Fête des nègres dite AID EL FOUL.
La fête célébrée chaque année par les nègres d'Alger, et connue sous le nom d'Aïd el Foul, a toujours lieu un mercredi, à l'époque appelée Nissam par les indigènes, et qui est celle où commence à noircir la plante qui porte les fèves. Jusque-là les nègres s'abstiennent de manger de ce légume. L'endroit où les nègres se réunissent pour la célébration est le bord de la mer, à côté de l'Oued-kins. Là se trouvent deux petites constructions fort simples: l'une est une étroite enceinte de murailles à hauteur d'appui et crénelées à la mauresque, du milieu de laquelle s'élèvent quelques aloès. C'est le lieu consacré à Sidi Belal, dont les nègres se sont fait un patron.

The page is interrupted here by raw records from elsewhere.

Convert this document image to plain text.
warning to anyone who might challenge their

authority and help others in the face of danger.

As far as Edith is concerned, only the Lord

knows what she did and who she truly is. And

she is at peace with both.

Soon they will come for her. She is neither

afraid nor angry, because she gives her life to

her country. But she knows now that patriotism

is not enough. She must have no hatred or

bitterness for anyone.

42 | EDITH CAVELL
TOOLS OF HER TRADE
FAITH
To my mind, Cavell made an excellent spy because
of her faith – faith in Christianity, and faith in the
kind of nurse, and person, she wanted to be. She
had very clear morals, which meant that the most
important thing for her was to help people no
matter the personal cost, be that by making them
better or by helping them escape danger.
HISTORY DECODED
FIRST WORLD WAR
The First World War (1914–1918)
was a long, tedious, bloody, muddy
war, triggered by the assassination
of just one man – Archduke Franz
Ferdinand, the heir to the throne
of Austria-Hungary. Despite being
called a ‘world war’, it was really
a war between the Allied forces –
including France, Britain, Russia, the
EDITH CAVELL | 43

Un peu plus loin, on remarque un bassin carré rempli d'eau, consacré à Lella Hoana, sainte femme qui est également en grande vénération parmi les enfants du Soudan.
Quant au Sidi Belal, si fort en honneur parmi les nègres, les traditions ne sont nullement d'accord; quelques unes croient pouvoir le rattacher au Bélal, esclave noir de Mohammed qui fut un des premiers à embrasser l'islamisme. Cette version ne paraît guère admissible, malgré l'identité du nom de Belal, qui fut effectivement le premier noir musulman. Affranchi par Mohammed, il avait été chargé par lui de la surveillance des fontaines. Mais les sacrifices et les cérémonies de la fête s'accordent peu avec l'honneur que l'on veut lui faire.
Les nègres, dans leur pays natal, sont encore tous adonnés à l'idolâtrie; ils ne reconnaissent en rien la religion de Mohammed, à laquelle ils ne sont initiés qu'après être tombés au pouvoir des Musulmans. En reproduisant donc à Alger une fête qui leur rappelle le pays natal, il est peu probable qu'ils aient en vue de glorifier un souvenir des premiers jours de l'islamisme. Si l'on considère en outre que, sous le gouvernement turc, alors que toutes les fêtes musulmanes étaient célébrées avec une rigoureuse observation, jamais les nègres n'avaient évoqué la mémoire de leur patron, et qu'ils n'ont commencé à le faire qu'à l'abri de la tolérance que nous accordons à tous les cultes, on sera conduit à en chercher une autre origine. Le nom de Belal semble rappeler Belus, ou Baal, ou Bel, ce dieu importé en Afrique par les Phéniciens, et à qui l'on offrait des sacrifices d'animaux de toute espèce; et l'Aïd el Foul pourrait n'être autre chose qu'une trace persistante, à travers les siècles, du culte rendu à ce faux dieu.
Du reste, le sacré est mêlé au profane dans le cérémonial de cette fête, qui consiste d'abord à célébrer le Fatcha, ou prière initiale du Coran, et à égorger ensuite un bœuf, des moutons et des poulets au milieu de danses et de chants.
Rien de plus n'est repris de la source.